Diabetic kidney disease (DKD) is a significant microvascular complication of diabetes that substantially contributes to the global burden of end-stage kidney disease (ESKD). Sleep duration, which is modifiable through behavioral changes, has been implicated in the risk of developing diabetes and its complications. This study aimed to investigate the relationship between sleep duration and the risk of DKD using a large, nationally representative dataset from the National Health and Nutrition Examination Survey between 2005 and 2020.

Methods

We included 6,804 participants with diabetes aged 20 years with complete sleep duration. Sleep duration was categorized into quartiles, and the risk of DKD was assessed using logistic regression analysis after adjusting for potential confounders including age, sex, race, education, marital status, body mass index, waist circumference, smoking, drinking, hypertension, and coronary artery disease.

Results

The mean age of the participants was 61.1 years, and 47.8% were women.
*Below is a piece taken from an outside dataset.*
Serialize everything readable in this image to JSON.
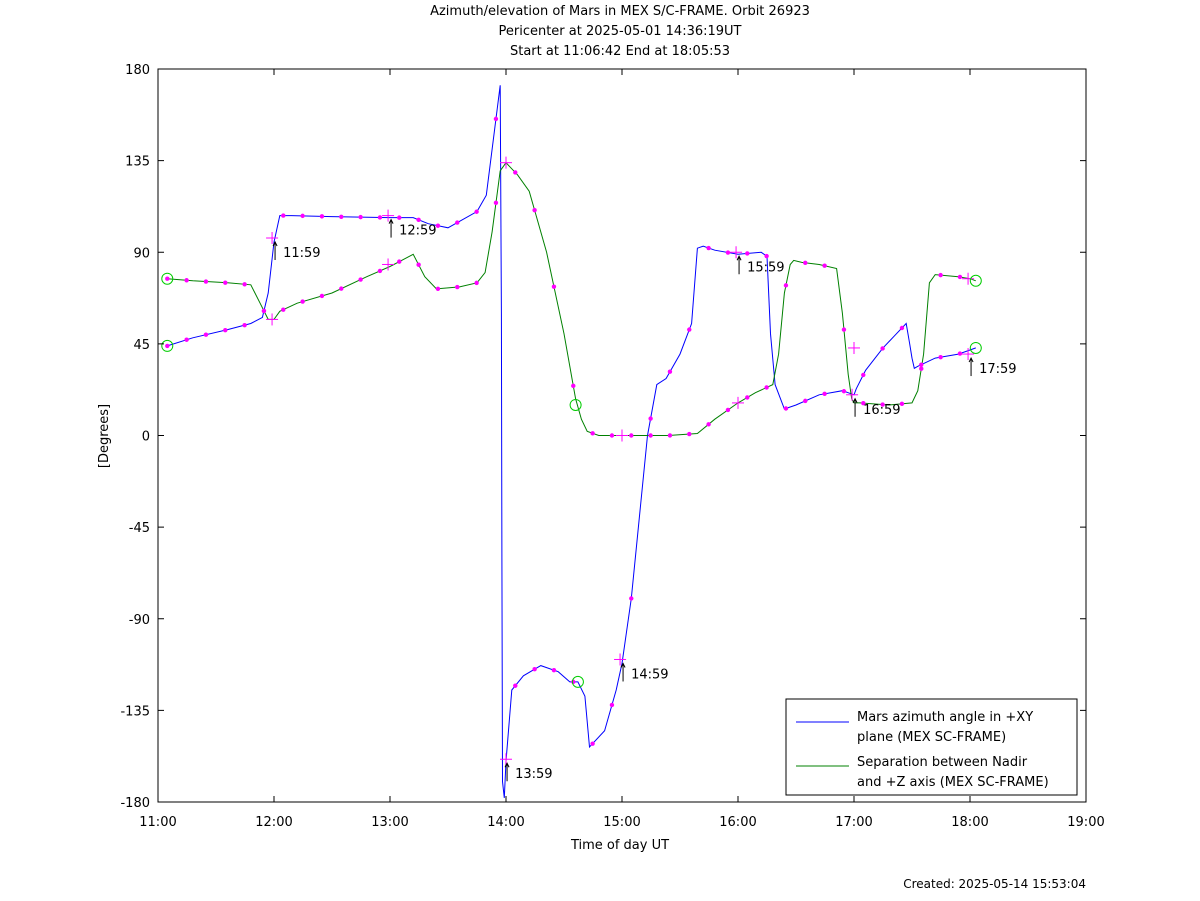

The prevalence of DKD was 26.0%. Univariate regression analysis revealed that age, ethnicity, education level, marital status, waist circumference, smoking, drinking, hypertension, and coronary heart disease were significantly associated with DKD. Multivariate regression analysis revealed a U-shaped relationship between sleep duration and DKD risk, with the lowest risk observed in participants sleeping 6.0–7.9 h per day.

Conclusions

Our findings indicate that sleep duration within the 6.0–7.9-hour range is associated with the lowest risk of diabetic kidney disease (DKD). Although causality cannot be established due to the cross-sectional nature of the study, these results highlight the potential significance of sleep duration as a modifiable factor in diabetes management. Further longitudinal studies are warranted to validate these associations.